Job Summary
Site Reliability Engineer (SRE) is a core member of the IT Infrastructure team and is a critical role in ensuring the reliability, scalability, and performance of our enterprise software systems. The ideal candidate will have deep expertise in AWS cloud services, production deployment methodologies, and infrastructure automation, while working collaboratively across multiple technical teams to deliver robust, scalable solutions.
Key Responsibilities
- Infrastructure & Cloud Operations
- Design, implement, and maintain highly available, scalable infrastructure on AWS cloud platform
- Manage AWS services including EC2, RDS, S3, VPC, CloudFormation, Lambda, ECS/EKS, and monitoring services
- Optimize cloud resource utilization and cost management strategies
- Ensure security best practices and compliance across cloud infrastructure
- Production Deployment & CI/CD
- Lead production deployment processes for enterprise software applications
- Design and implement robust CI/CD pipelines using tools such as Jenkins, GitLab CI, AWS CodePipeline, or similar platforms
- Establish deployment strategies including blue-green deployments, canary releases, and rollback procedures
- Monitor and troubleshoot production systems to ensure minimal downtime and optimal performance
- Infrastructure as Code & Automation
- Develop and maintain infrastructure as code using tools like Terraform, CloudFormation, or AWS CDK
- Create automation scripts and tools to reduce manual operational overhead
- Implement configuration management using tools such as Ansible, Puppet, or Chef
- Build self-healing systems and automated monitoring solutions
- Scripting & Programming
- Write efficient scripts in Python, Bash, Go, or other relevant programming languages
- Develop tools for system monitoring, alerting, and operational efficiency
- Contribute to internal tooling and automation frameworks
- Debug and optimize existing automation and deployment scripts
- Networking & Security
- Configure and manage cloud networking components including VPCs, subnets, security groups, and load balancers
- Implement network security best practices and troubleshoot connectivity issues
- Manage DNS, CDN, and other network services
- Ensure proper network segmentation and access controls
- Collaboration & Communication
- Work closely with DevOps, Database Administrators, System Administrators, and Software Development teams
- Participate in on-call rotation and incident response procedures
- Lead post-incident reviews and implement preventive measures
- Communicate technical concepts clearly to both technical and non-technical stakeholders
Required Skills And Experience
- Minimum 3 years of experience in Site Reliability Engineering, DevOps, or similar role
- 5+ years preferred with demonstrated progression in responsibility and technical expertise
- Extensive hands-on experience with AWS cloud services and SysOps operations
- Proven track record in production deployment of enterprise software systems
- Strong understanding of CI/CD concepts and implementation experience
- Proficiency in infrastructure as code tools and methodologies
- Advanced scripting abilities in Python, Bash, Go, or similar programming languages
- Solid understanding of cloud networking concepts, security groups, VPCs, and load balancing
- Experience with containerization technologies (Docker, Kubernetes)

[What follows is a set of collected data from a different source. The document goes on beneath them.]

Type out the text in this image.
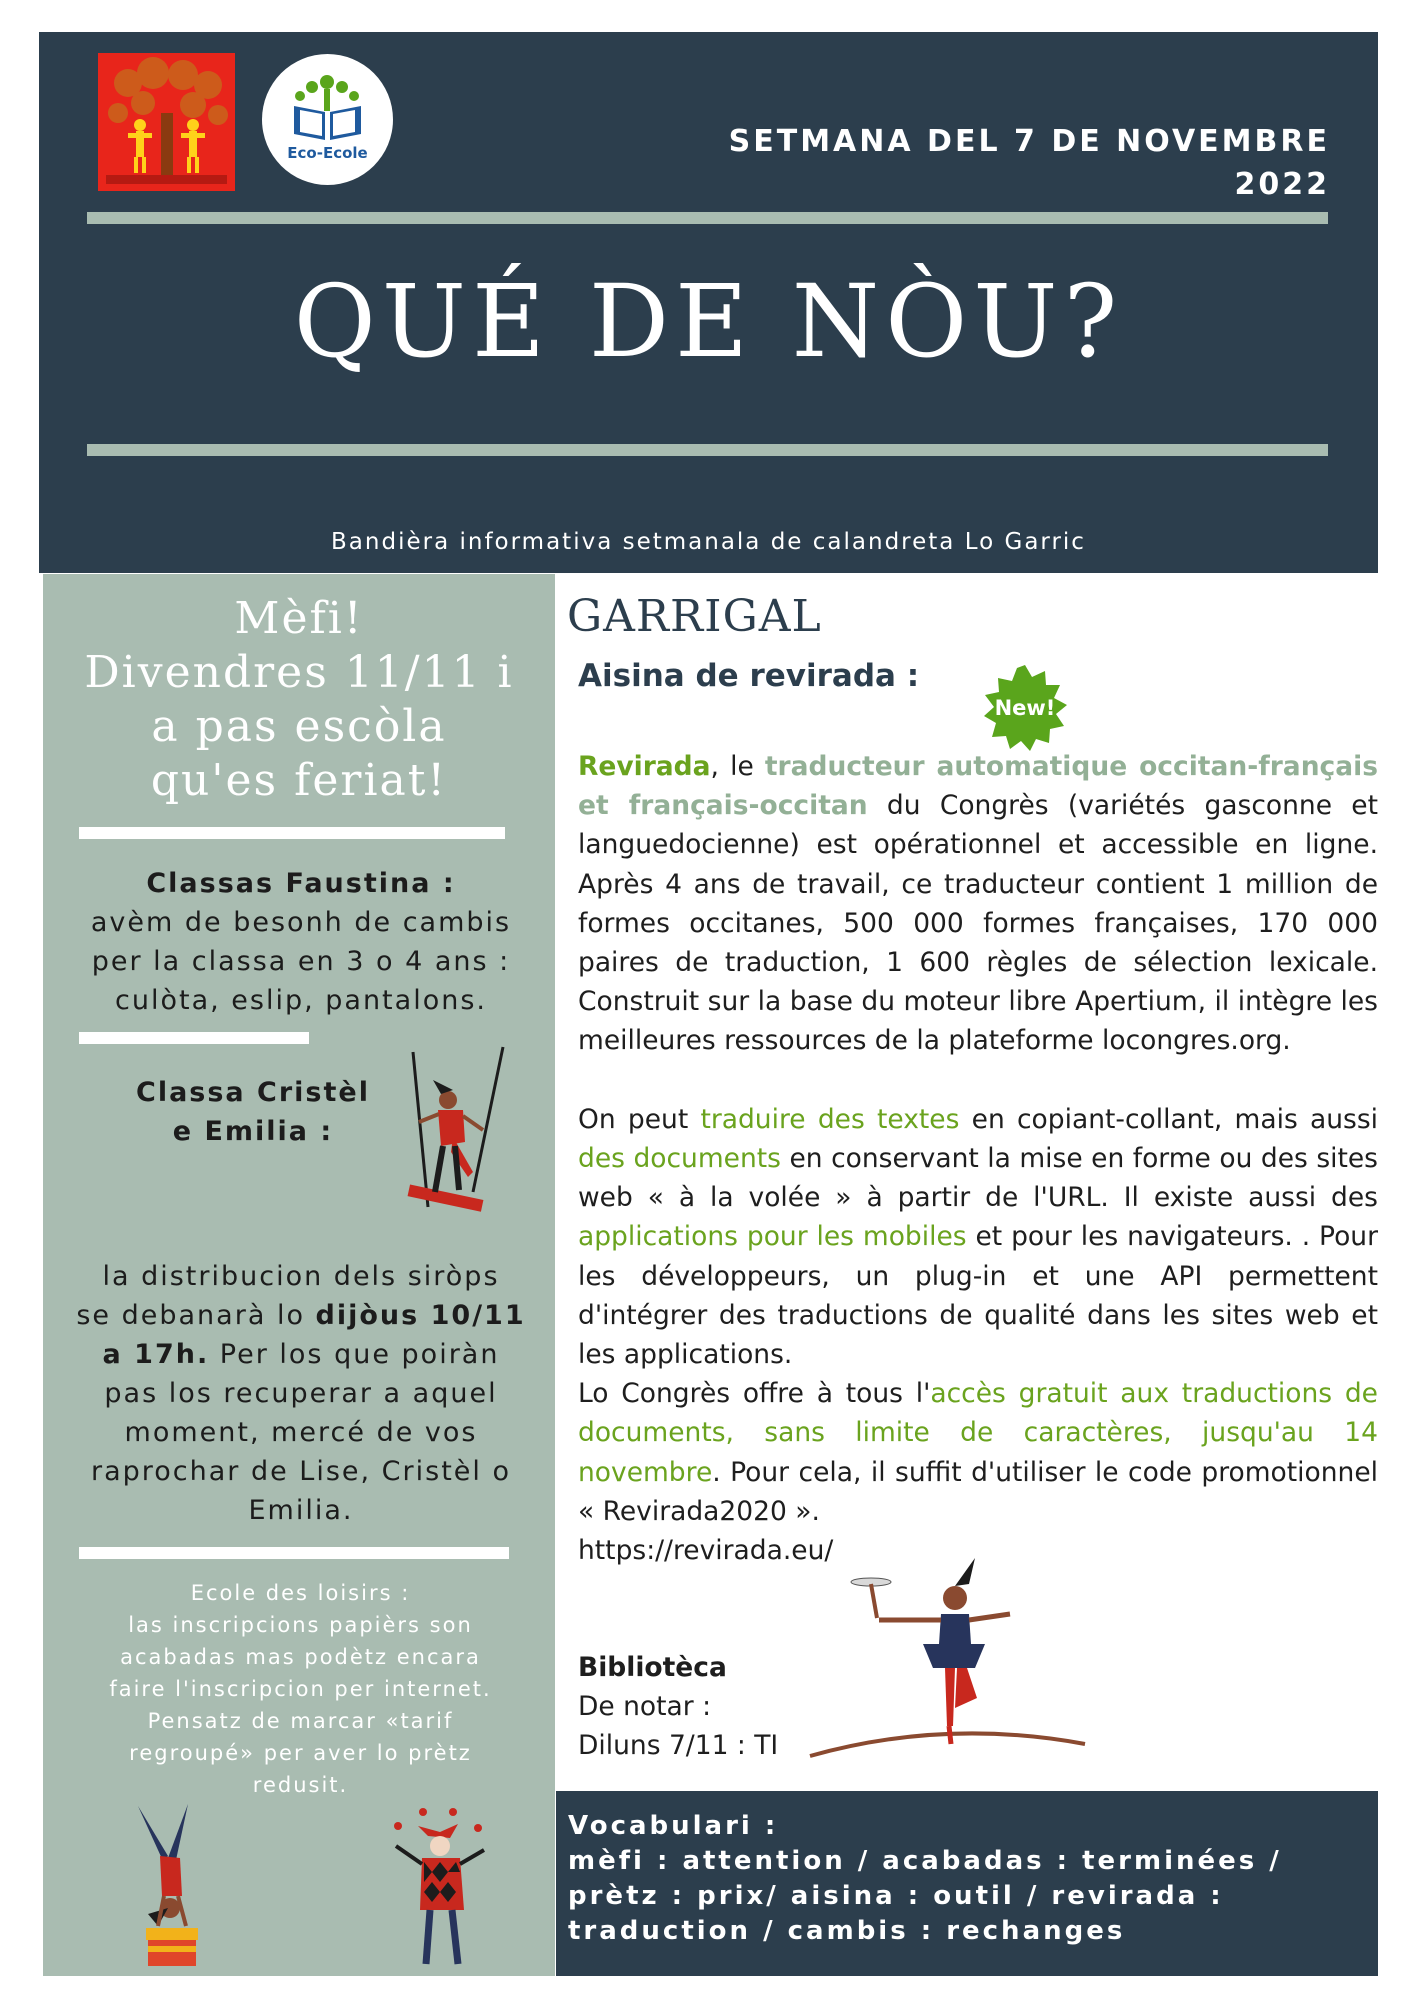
Eco-Ecole	SETMANA DEL 7 DE NOVEMBRE
2022
QUÉ DE NÒU?
Bandièra informativa setmanala de calandreta Lo Garric
Mèfi!
Divendres 11/11 i
a pas escòla
qu'es feriat!
Classas Faustina :
avèm de besonh de cambis
per la classa en 3 o 4 ans :
culòta, eslip, pantalons.
Classa Cristèl
e Emilia :
la distribucion dels siròps
se debanarà lo dijòus 10/11
a 17h. Per los que poiràn
pas los recuperar a aquel
moment, mercé de vos
raprochar de Lise, Cristèl o
Emilia.
Ecole des loisirs :
las inscripcions papièrs son
acabadas mas podètz encara
faire l'inscripcion per internet.
Pensatz de marcar «tarif
regroupé» per aver lo prètz
redusit.
GARRIGAL
Aisina de revirada :
New!

Revirada, le traducteur automatique occitan-français et français-occitan du Congrès (variétés gasconne et languedocienne) est opérationnel et accessible en ligne. Après 4 ans de travail, ce traducteur contient 1 million de formes occitanes, 500 000 formes françaises, 170 000 paires de traduction, 1 600 règles de sélection lexicale. Construit sur la base du moteur libre Apertium, il intègre les meilleures ressources de la plateforme locongres.org.

On peut traduire des textes en copiant-collant, mais aussi des documents en conservant la mise en forme ou des sites web « à la volée » à partir de l'URL. Il existe aussi des applications pour les mobiles et pour les navigateurs. . Pour les développeurs, un plug-in et une API permettent d'intégrer des traductions de qualité dans les sites web et les applications.

Lo Congrès offre à tous l'accès gratuit aux traductions de documents, sans limite de caractères, jusqu'au 14 novembre. Pour cela, il suffit d'utiliser le code promotionnel « Revirada2020 ».

https://revirada.eu/

Bibliotèca
De notar :
Diluns 7/11 : TI
Vocabulari :
mèfi : attention / acabadas : terminées / prètz : prix/ aisina : outil / revirada : traduction / cambis : rechanges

- Knowledge of monitoring and observability tools (CloudWatch, Prometheus, Grafana, ELK stack)
- Familiarity with database administration and performance optimization
- Understanding of security best practices and compliance frameworks
- Excellent professional written and spoken English communication skills
- Strong analytical and problem-solving abilities
- Experience working in cross-functional team environments
- Ability to work independently and manage multiple priorities effectively
- Customer-focused mindset with attention to detail
Good To Have
- AWS certifications (Solutions Architect, SysOps Administrator, or DevOps Engineer)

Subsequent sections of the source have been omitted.